Mouais ! je ne suis pas vraiment convaincu. C’est ni chaud ni froid. C’est tiède. Rien de bien exaltant dans cette histoire pour faire palpiter mon petit cœur. Deux anciens copains se retrouvent accidentellement à la gare de Bruxelles. Les années ont passé. Tout les oppose, pourtant ils sont tout les deux dans un cul-de-sac sociétal et ils ne savent pas comment s’en sortir. Martin l’ancien punk est devenu un SDF asocial et Thomas le petit bourgeois traine son mal-être dans une existence morne et insipide. Leur passé d’ado insoumis et révolté va ressurgir. Pan dans ta face ! De nombreux flashbacks au programme donc pour mieux appréhender la vie de ces deux garçons. Les amitiés d’hier peuvent-elles resusciter dans un contexte complément différent ? C’est original dans sa conception mais cela manque de mouvements. Le rythme est lent. Nicolas Wouters a sans doute voulu mettre un peu d’émotions et de poésie afin de secouer un peu le lecteur. Me concernant cela n’a pas trop bien marché. Le graphisme de Mikaël Ross n’est pas ma tasse de thé.

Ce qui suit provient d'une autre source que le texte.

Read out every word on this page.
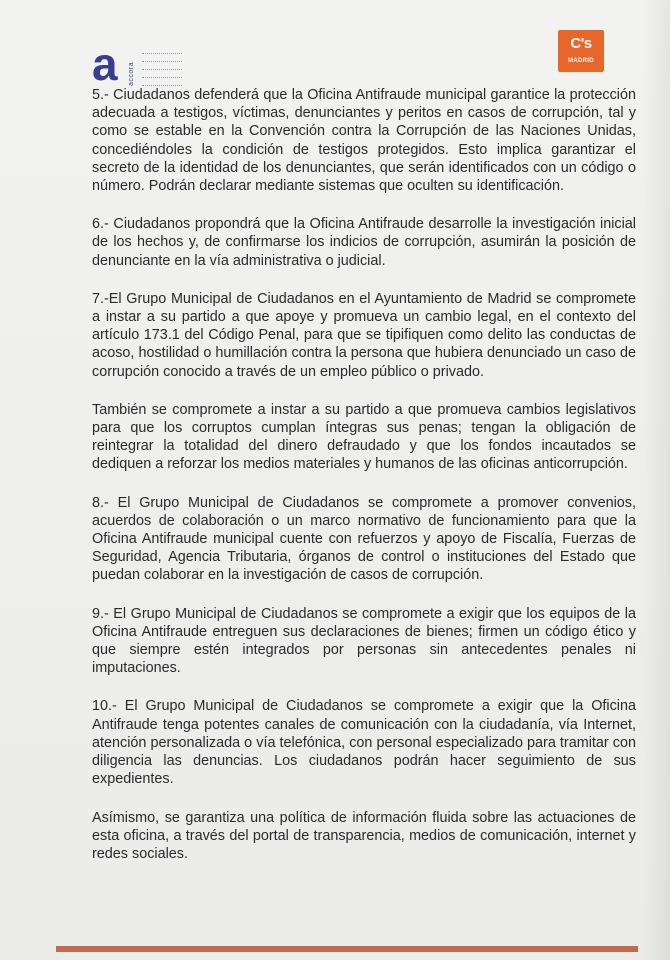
a accora
C's
MADRID

5.- Ciudadanos defenderá que la Oficina Antifraude municipal garantice la protección adecuada a testigos, víctimas, denunciantes y peritos en casos de corrupción, tal y como se estable en la Convención contra la Corrupción de las Naciones Unidas, concediéndoles la condición de testigos protegidos. Esto implica garantizar el secreto de la identidad de los denunciantes, que serán identificados con un código o número. Podrán declarar mediante sistemas que oculten su identificación.

6.- Ciudadanos propondrá que la Oficina Antifraude desarrolle la investigación inicial de los hechos y, de confirmarse los indicios de corrupción, asumirán la posición de denunciante en la vía administrativa o judicial.

7.-El Grupo Municipal de Ciudadanos en el Ayuntamiento de Madrid se compromete a instar a su partido a que apoye y promueva un cambio legal, en el contexto del artículo 173.1 del Código Penal, para que se tipifiquen como delito las conductas de acoso, hostilidad o humillación contra la persona que hubiera denunciado un caso de corrupción conocido a través de un empleo público o privado.

También se compromete a instar a su partido a que promueva cambios legislativos para que los corruptos cumplan íntegras sus penas; tengan la obligación de reintegrar la totalidad del dinero defraudado y que los fondos incautados se dediquen a reforzar los medios materiales y humanos de las oficinas anticorrupción.

8.- El Grupo Municipal de Ciudadanos se compromete a promover convenios, acuerdos de colaboración o un marco normativo de funcionamiento para que la Oficina Antifraude municipal cuente con refuerzos y apoyo de Fiscalía, Fuerzas de Seguridad, Agencia Tributaria, órganos de control o instituciones del Estado que puedan colaborar en la investigación de casos de corrupción.

9.- El Grupo Municipal de Ciudadanos se compromete a exigir que los equipos de la Oficina Antifraude entreguen sus declaraciones de bienes; firmen un código ético y que siempre estén integrados por personas sin antecedentes penales ni imputaciones.

10.- El Grupo Municipal de Ciudadanos se compromete a exigir que la Oficina Antifraude tenga potentes canales de comunicación con la ciudadanía, vía Internet, atención personalizada o vía telefónica, con personal especializado para tramitar con diligencia las denuncias. Los ciudadanos podrán hacer seguimiento de sus expedientes.

Asímismo, se garantiza una política de información fluida sobre las actuaciones de esta oficina, a través del portal de transparencia, medios de comunicación, internet y redes sociales.
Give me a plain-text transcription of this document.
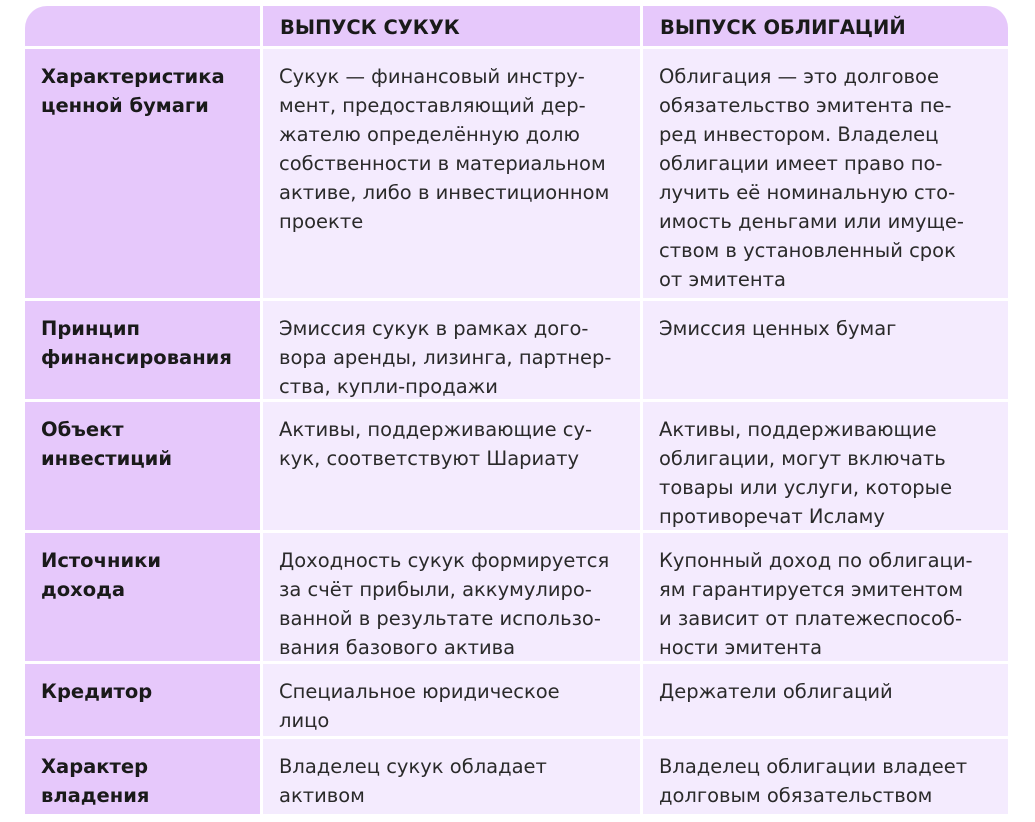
ВЫПУСК СУКУК	ВЫПУСК ОБЛИГАЦИЙ
Характеристика
ценной бумаги
Сукук — финансовый инстру-
мент, предоставляющий дер-
жателю определённую долю
собственности в материальном
активе, либо в инвестиционном
проекте
Облигация — это долговое
обязательство эмитента пе-
ред инвестором. Владелец
облигации имеет право по-
лучить её номинальную сто-
имость деньгами или имуще-
ством в установленный срок
от эмитента
Принцип
финансирования
Эмиссия сукук в рамках дого-
вора аренды, лизинга, партнер-
ства, купли-продажи
Эмиссия ценных бумаг
Объект
инвестиций
Активы, поддерживающие су-
кук, соответствуют Шариату
Активы, поддерживающие
облигации, могут включать
товары или услуги, которые
противоречат Исламу
Источники дохода
Доходность сукук формируется
за счёт прибыли, аккумулиро-
ванной в результате использо-
вания базового актива
Купонный доход по облигаци-
ям гарантируется эмитентом
и зависит от платежеспособ-
ности эмитента
Кредитор	Специальное юридическое
лицо
Держатели облигаций
Характер
владения
Владелец сукук обладает
активом
Владелец облигации владеет
долговым обязательством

Des dessins ou plutôt des aquarelles colorisées avec des tons bleus ou rouges. Je suis resté sur ma faim. C’est une BD qui se lit vite. Trop vite peut être. Pas trop de texte. Pas d’émois particuliers ressentis. Un album que je vais sans doute vite oublier.

31/01/2021 (modifier)
Par Yann135
Note: 2/5
Couverture de la série Mise en bouche
Mise en bouche

Vous vous rappelez la prise d’otages de la maternelle de Neuilly en mai 1993 ? Érick Schmitt qui se fait appeler « human bomb » retient en otage une classe de maternelle armé d'un pistolet et ceinturé d'explosifs durant deux jours. Je crois bien que Philippe Djian s’est remémoré cet événement pour bâtir son scénario. Il a complété son récit par l'histoire d’un homme et d’une femme qui se rapproche durant ce huis-clôt dramatique. La prise d’otage en elle-même est plutôt bien décrite et cela tient la route. Mais pourquoi rajouter cette amourette qui ne va convaincre personne. Franchement cela dénature l’histoire parce que ce n’est pas crédible à moins que nous soyons dans un récit science-fiction ! J'ai raté un truc ? Le dessin de Jean-Philippe Peyraud ressemble étrangement à celui d’Antonio Lapone, genre styliste de mode. C’est saccadé, expressif, tout en rondeur. Un peu décalé par rapport à cette prise d’otages. J’adore. Je suis donc partagé entre ce graphisme soigné et cette histoire bâclée. Je reste sur ma première impression, un grand bof ressenti à la fin du récit.